Clarence Quek, senior client solutions director at Randstad Singapore, said SMEs increasingly work with startups, global companies and investors, allowing them better access to good talent and capital funding.

"With the additional funding, SMEs are able to offer competitive salaries to secure highly-adaptable and self-driven talent who are capable of driving the business and deliver to the stakeholders," he said.

MJ Air Tech Asia Pacific, a supplier of air ventilation systems, is one SME that has taken to rewarding employees generously, with bonuses from six to 18 months to "very exceptional performers".

The longest end of the stick went to an experienced and "versatile" employee, who is an integral part of the company's sales team, said MJ Air Tech managing director Leong Cheng Wee.

But such remuneration isn't stated on job listings; it is only discussed during interviews, when Mr Leong has the chance to scrutinise candidates. For example, before he recruited the firm's general manager, there was much discussion about the latter's interest and job scope, which was wider than what the employee covered when working for a German multinational in China.

"For me, it's the commitment and scope of work he needs to do, how he can blend in and help the company to grow. There were KPIs (key performance indicators) in terms of operations," said Mr Leong.

While SMEs are now prepared to pay better, they are also cautious about who they hire, human resource consultants say.

"SMEs can't get the candidate selection wrong because there are limited positions for leadership," said Kartikey Singh, Korn Ferry Singapore's associate client partner. About a fifth of the consultancy's work comes from SMEs.

Hence, "they will be more cautious in screening and more upfront when it comes to discussing KPIs and pay," he said.

SMEs typically look for talented professionals with cross-functional capabilities given a less structured working environment compared to multinationals; they will also seek hands-on or energetic executives given the size of the business, according to the recruiters.

For some local companies, having shared goals is key.

Edy Tan, second-generation boss at environmental services firm Chye Thiam Maintenance, said: "Importantly, we need to share the same vision that this is the goal we're trying to achieve."

Other than that, "it has to have certain chemistry, such as whether they trust what I say or not, and whether I like his face," he added.

Senior executives who have left larger corporations for SMEs in recent times include:

  • Teledirect Telecommerce's head of corporate development, Edward Goh, who quit Julius Baer as a senior advisor;
  • Liaw Wei Shing, formerly a tax director at Temasek-owned Surbana Jurong and now a director at home-grown commodities supplier Citus Trading; and
  • Yap Shih Chia, Chye Thiam's senior vice-president for corporate development and strategy, who has had stints with government agency International Enterprise Singapore (now Enterprise Singapore) and Stamford Land Corporation.

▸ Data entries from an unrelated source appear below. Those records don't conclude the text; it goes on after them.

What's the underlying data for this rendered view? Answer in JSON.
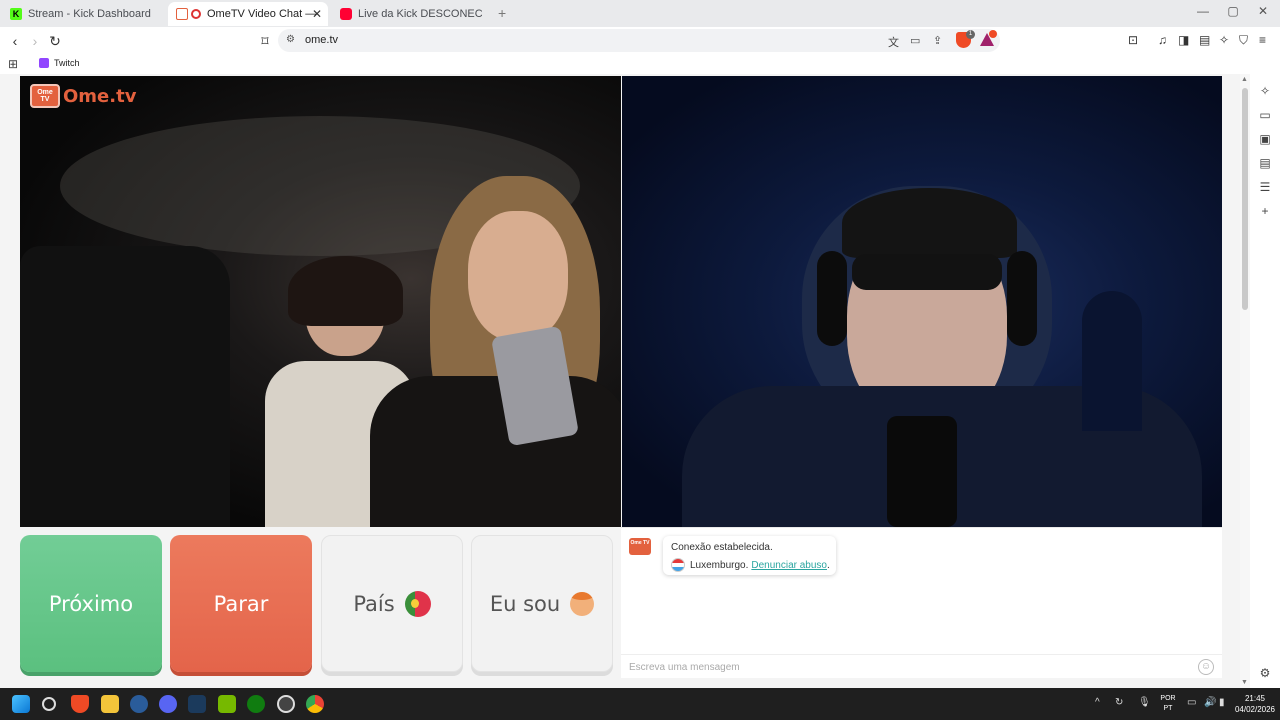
{
  "browser": {
    "tabs": [
      {
        "title": "Stream - Kick Dashboard",
        "favicon": "kick-icon",
        "color": "#53fc18"
      },
      {
        "title": "OmeTV Video Chat — Omeg",
        "favicon": "ometv-icon",
        "color": "#e3613e",
        "active": true
      },
      {
        "title": "Live da Kick DESCONECTANDO ou TI",
        "favicon": "youtube-icon",
        "color": "#ff0033"
      }
    ],
    "url": "ome.tv",
    "bookmarks": [
      {
        "label": "Twitch",
        "favicon": "twitch-icon"
      }
    ],
    "shield_badge": "1"
  },
  "page": {
    "logo": {
      "tv_text": "Ome TV",
      "brand": "Ome.tv"
    },
    "buttons": {
      "next": "Próximo",
      "stop": "Parar",
      "country": "País",
      "iam": "Eu sou"
    },
    "chat": {
      "icon_text": "Ome TV",
      "status": "Conexão estabelecida.",
      "country": "Luxemburgo.",
      "report_link": "Denunciar abuso",
      "input_placeholder": "Escreva uma mensagem"
    }
  },
  "taskbar": {
    "language": [
      "POR",
      "PT"
    ],
    "time": "21:45",
    "date": "04/02/2026"
  }
}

While generous compensation is a plus, it is sometimes not the sole motivator.

Mr Yap said: "I joined because I felt that the chemistry with the second gen (leaders) is right and I can make a difference and contribute to the journey and growth of the company."

The role is also interesting and challenging, said Mr Yap, who, aside from helping to chart Chye Thiam's strategy, also leads corporate finance, branding, sales and marketing activities within the firm.